Wednesday, March 07, 2007

Benchmarking node restart time in 5.1

When you have a node failure the best practice is to restart the ndbd node as soon as possible.
This post illustrates what happens with restart times:
  • if you have configured TimeBetweenLocalCheckpoints wrong and have a high load
  • if you don't restart the failed ndbd node immediately
  • how long time it takes to resync 1GB of data with and without ongoing transactions.

5.0 and 5.1 differences in node recovery protocol

In 5.0 the node recovery protocol copies all data from the other node in its node group.
In 5.1, there is a new node recovery protocol, called "Optimized Node Recovery", called ONR below.
When a node has failed, and is restarted, it will recover its local logs (Local Checkpoint (LCP) + redo log) and only copy the changes that has been made on the started node.
This is faster than copy all information as done in 5.0, but which can also happen in 5.1 as we will see.


Current limitations of Optimized Node Recovery

However, if the ndbd node is down for three consecutive Local Checkpoints (LCPs), then it will not be possible to run the ONR protocol, but will resort back to copying all information.
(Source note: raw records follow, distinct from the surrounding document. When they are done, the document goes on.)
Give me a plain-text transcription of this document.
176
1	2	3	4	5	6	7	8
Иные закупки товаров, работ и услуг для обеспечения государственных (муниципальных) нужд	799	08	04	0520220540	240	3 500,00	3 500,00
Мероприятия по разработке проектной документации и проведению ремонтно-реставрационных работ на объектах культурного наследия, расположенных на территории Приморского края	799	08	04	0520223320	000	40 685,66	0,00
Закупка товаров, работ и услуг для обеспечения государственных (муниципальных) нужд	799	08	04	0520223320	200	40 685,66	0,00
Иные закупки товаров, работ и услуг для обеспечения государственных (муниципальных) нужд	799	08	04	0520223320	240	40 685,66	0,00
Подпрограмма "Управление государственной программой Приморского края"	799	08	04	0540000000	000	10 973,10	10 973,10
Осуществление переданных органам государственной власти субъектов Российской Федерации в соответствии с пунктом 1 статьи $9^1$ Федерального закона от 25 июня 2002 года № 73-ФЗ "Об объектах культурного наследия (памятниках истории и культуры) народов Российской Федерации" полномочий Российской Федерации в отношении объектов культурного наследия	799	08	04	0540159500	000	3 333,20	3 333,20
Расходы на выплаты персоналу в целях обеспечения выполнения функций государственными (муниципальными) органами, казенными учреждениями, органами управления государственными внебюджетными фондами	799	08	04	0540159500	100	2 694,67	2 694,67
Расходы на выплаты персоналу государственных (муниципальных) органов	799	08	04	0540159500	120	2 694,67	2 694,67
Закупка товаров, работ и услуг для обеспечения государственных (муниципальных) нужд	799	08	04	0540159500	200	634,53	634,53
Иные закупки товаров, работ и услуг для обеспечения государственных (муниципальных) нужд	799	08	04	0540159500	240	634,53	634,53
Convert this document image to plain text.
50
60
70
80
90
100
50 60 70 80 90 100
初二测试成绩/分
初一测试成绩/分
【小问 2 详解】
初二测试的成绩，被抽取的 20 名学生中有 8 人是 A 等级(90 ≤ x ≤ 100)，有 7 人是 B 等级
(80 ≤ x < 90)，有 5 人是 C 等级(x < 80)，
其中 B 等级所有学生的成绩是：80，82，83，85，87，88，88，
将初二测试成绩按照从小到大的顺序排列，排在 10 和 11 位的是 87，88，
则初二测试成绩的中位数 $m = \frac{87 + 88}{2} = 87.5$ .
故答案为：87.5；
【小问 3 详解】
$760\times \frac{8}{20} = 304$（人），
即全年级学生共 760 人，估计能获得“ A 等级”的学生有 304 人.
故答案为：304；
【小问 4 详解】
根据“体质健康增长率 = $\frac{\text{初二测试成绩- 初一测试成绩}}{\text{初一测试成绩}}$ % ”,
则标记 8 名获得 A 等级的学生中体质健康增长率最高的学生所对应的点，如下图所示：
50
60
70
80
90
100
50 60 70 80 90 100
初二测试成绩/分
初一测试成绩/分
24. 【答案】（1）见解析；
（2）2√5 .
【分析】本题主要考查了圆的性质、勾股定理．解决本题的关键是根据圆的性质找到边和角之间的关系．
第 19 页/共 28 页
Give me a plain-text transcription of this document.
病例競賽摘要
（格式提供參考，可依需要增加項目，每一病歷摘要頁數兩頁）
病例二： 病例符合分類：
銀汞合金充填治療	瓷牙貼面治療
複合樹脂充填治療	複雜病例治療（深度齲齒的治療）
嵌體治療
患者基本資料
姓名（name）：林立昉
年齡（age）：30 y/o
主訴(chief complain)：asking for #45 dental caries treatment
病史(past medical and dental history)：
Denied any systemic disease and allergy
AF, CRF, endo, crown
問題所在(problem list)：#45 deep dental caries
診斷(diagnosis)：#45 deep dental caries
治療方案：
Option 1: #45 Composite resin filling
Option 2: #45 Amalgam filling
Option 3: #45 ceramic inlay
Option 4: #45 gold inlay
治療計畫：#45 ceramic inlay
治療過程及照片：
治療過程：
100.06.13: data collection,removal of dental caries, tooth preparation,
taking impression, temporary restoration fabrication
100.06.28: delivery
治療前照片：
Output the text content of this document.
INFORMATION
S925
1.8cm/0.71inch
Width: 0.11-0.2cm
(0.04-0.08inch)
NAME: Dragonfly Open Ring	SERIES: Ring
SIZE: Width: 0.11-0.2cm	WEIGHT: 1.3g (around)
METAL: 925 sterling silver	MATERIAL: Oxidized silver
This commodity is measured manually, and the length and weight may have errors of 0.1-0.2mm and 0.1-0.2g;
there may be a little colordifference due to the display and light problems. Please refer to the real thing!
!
This is because both ndbd nodes have to have kind of the same view of the redo log, and the redo log stored locally on the failed node is deemed completely obsolete after three LCPs on the started node.


How does affect configuration?


The start of LCPs depends on the load. Currently 4MB of changes triggers a LCP. If you have a node failure during high load then the likelihood of starting three LCPs before the failed ndbd node is recovered is increased. Thus it invalidates its local redo log and the recovering node will have to copy all info from the other node.
Therefor it is important to set TimeBetweenLocalCheckpoints to a higher value than the default on highly loaded systems.
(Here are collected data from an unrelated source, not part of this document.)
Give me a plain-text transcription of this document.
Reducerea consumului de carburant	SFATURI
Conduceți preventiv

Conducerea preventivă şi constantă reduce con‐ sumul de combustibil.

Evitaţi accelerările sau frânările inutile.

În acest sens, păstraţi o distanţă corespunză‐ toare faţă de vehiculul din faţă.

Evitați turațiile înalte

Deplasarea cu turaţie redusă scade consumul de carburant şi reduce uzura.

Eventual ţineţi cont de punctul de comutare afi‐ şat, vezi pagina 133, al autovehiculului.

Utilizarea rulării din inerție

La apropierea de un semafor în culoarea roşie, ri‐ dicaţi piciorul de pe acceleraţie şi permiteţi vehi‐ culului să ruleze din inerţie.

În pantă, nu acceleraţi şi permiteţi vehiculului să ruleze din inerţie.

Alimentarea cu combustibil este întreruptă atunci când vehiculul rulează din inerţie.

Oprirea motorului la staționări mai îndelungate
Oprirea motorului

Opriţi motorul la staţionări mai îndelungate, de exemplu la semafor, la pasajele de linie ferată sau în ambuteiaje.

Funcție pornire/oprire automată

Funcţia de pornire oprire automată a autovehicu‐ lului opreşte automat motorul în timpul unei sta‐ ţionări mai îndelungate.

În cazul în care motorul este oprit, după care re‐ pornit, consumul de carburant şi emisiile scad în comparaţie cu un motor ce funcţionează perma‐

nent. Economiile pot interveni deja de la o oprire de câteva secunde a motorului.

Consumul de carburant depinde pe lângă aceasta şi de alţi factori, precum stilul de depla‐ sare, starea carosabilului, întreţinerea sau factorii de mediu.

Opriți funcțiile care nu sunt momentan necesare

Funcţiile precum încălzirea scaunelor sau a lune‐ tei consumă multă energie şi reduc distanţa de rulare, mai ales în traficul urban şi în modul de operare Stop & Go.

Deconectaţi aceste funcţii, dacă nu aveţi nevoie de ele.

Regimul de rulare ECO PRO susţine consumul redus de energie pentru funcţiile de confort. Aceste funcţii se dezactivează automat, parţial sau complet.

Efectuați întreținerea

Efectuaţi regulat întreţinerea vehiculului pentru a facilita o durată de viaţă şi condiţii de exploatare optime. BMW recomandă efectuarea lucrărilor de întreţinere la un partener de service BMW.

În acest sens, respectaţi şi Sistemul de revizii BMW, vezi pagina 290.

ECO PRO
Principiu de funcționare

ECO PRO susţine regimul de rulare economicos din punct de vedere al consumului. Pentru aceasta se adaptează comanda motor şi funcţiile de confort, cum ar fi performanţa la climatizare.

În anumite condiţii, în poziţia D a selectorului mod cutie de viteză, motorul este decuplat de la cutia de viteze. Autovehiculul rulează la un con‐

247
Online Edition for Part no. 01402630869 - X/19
Verifying correctness of the TimeBetweenLocalCheckpoints

This can easily be benchmarked and verified by doing
ndb_mgm>ALL CLUSTERLOG CHECKPOINT=8
This will print out when a LCP is started and completed in the cluster log.
ndb_mgm>ALL CLUSTERLOG NODERESTART=15
will print out restart info in the cluster log.
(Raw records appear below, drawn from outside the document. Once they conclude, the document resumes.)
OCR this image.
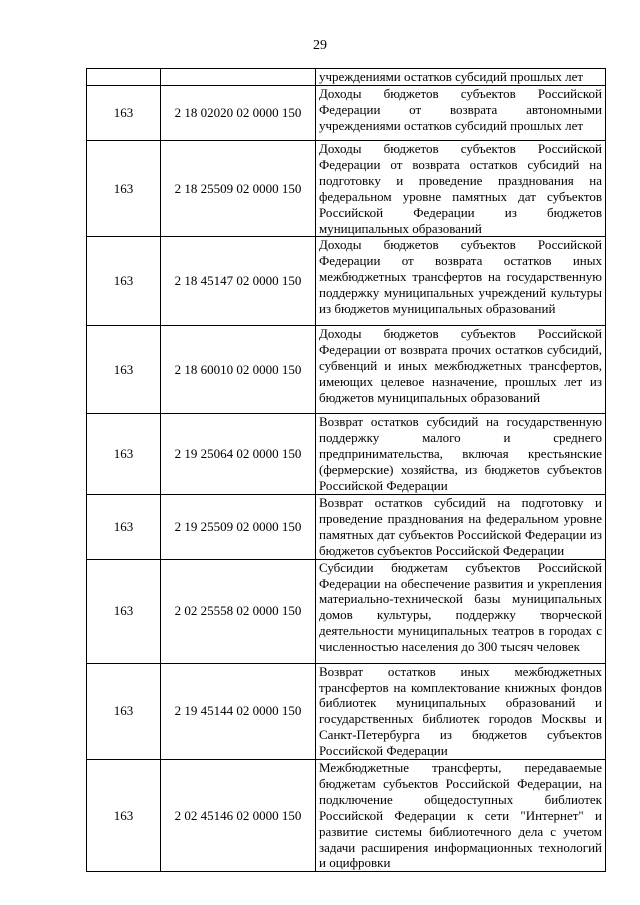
29
		учреждениями остатков субсидий прошлых лет
163	2 18 02020 02 0000 150	Доходы бюджетов субъектов Российской Федерации от возврата автономными учреждениями остатков субсидий прошлых лет
163	2 18 25509 02 0000 150	Доходы бюджетов субъектов Российской Федерации от возврата остатков субсидий на подготовку и проведение празднования на федеральном уровне памятных дат субъектов Российской Федерации из бюджетов муниципальных образований
163	2 18 45147 02 0000 150	Доходы бюджетов субъектов Российской Федерации от возврата остатков иных межбюджетных трансфертов на государственную поддержку муниципальных учреждений культуры из бюджетов муниципальных образований
163	2 18 60010 02 0000 150	Доходы бюджетов субъектов Российской Федерации от возврата прочих остатков субсидий, субвенций и иных межбюджетных трансфертов, имеющих целевое назначение, прошлых лет из бюджетов муниципальных образований
163	2 19 25064 02 0000 150	Возврат остатков субсидий на государственную поддержку малого и среднего предпринимательства, включая крестьянские (фермерские) хозяйства, из бюджетов субъектов Российской Федерации
163	2 19 25509 02 0000 150	Возврат остатков субсидий на подготовку и проведение празднования на федеральном уровне памятных дат субъектов Российской Федерации из бюджетов субъектов Российской Федерации
163	2 02 25558 02 0000 150	Субсидии бюджетам субъектов Российской Федерации на обеспечение развития и укрепления материально-технической базы муниципальных домов культуры, поддержку творческой деятельности муниципальных театров в городах с численностью населения до 300 тысяч человек
163	2 19 45144 02 0000 150	Возврат остатков иных межбюджетных трансфертов на комплектование книжных фондов библиотек муниципальных образований и государственных библиотек городов Москвы и Санкт-Петербурга из бюджетов субъектов Российской Федерации
163	2 02 45146 02 0000 150	Межбюджетные трансферты, передаваемые бюджетам субъектов Российской Федерации, на подключение общедоступных библиотек Российской Федерации к сети "Интернет" и развитие системы библиотечного дела с учетом задачи расширения информационных технологий и оцифровки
When you then have a node failure (or shutdown a node yourself) , verify that three LCPs are _not_ started until the failed ndbd node is recovered. If three LCPs are started before the failed ndbd node is recovered, then you should increase the TimeBetweenLocalCheckpoints to suit the load you have.
I found TimeBetweenLocalCheckpoints=24 (64MB of changes to trigger LCP start) to be a good value on a decently loaded system.

You can also verify, by looking at the ndb_X_out.log of the restarting node that it is using the RESTORE block which reads in its local data instead of copying all data from the other ndbd node. If you see RESTORE print outs there while recovering the node, then you are in good shape.

If you are in the population phase of the database I also suggest you to run:
ndb_mgm>all dump 7099
when the population has been done which will trigger an LCP, just to be on the safe side, so that all ndbd nodes write have completed atleast one LCP. Please note that all dump commands are combined with a certain risk and are not yet productized.


Benchmark results of node restart time

I used the following values in config.ini for these etse

TimeBetweenLocalCheckpoints=24
DiskCheckpointSpeed=[default]


Test 1:
  • 1GB of data in database,
  • 2 NDB nodes,
  • no ongoing transactions
Optimized node recovery = 3m 3sec (~2min spent writing initial LCP, speed of this can be tuned with DiskCheckpointSpeed),

Node recovery= 5min 27 sec (~2min spent writing initial LCP, speed of this can be tuned with DiskCheckpointSpeed)

Test 2:
  • 1GB of data in database
  • 2 NDB nodes,
  • ~2000 updates/sec each updating 512B. (1MB/s)
Optimized node recovery = 4m 42sec (~2min spent writing initial LCP, speed of this can be tuned with DiskCheckpointSpeed)

Node recovery= 7m 24 sec (~2min spent writing initial LCP, speed of this can be tuned with DiskCheckpointSpeed),


Conclusion

Taking out the cost of the initial LCP that must be written after all info has been resynced on the recovering ndbd node, then it is a big difference between Optimized Node Recovery and Node Recovery.

Thus, by having good disks so we can checkpoint faster (DiskCheckpointSpeed) and carefully tuning:
  • DiskCheckpointSpeed
  • TimeBetweenLocalCheckpoints
it is possible to reduce node restart times quite a bit.


Test setup

Tests was carried out on dual CPU, dual core AMD Opteron 275, 1.8GHz, using the following tables:

create table t1(a char(32), b integer unsigned not null, c char(32), d integer unsigned not null, e char(220), f char(220), primary key(a,b), index (d)) engine=ndb;

create table t2(a char(32), b integer unsigned not null, c char(32), d integer unsigned not null, e char(220), f char(220), primary key(a,b), index (d)) engine=ndb;

Each filled up with 1M records using hugoLoad.
Updating transactions were generated with hugoPkUpdate
These two programs can be found in the 5.1 source distribution.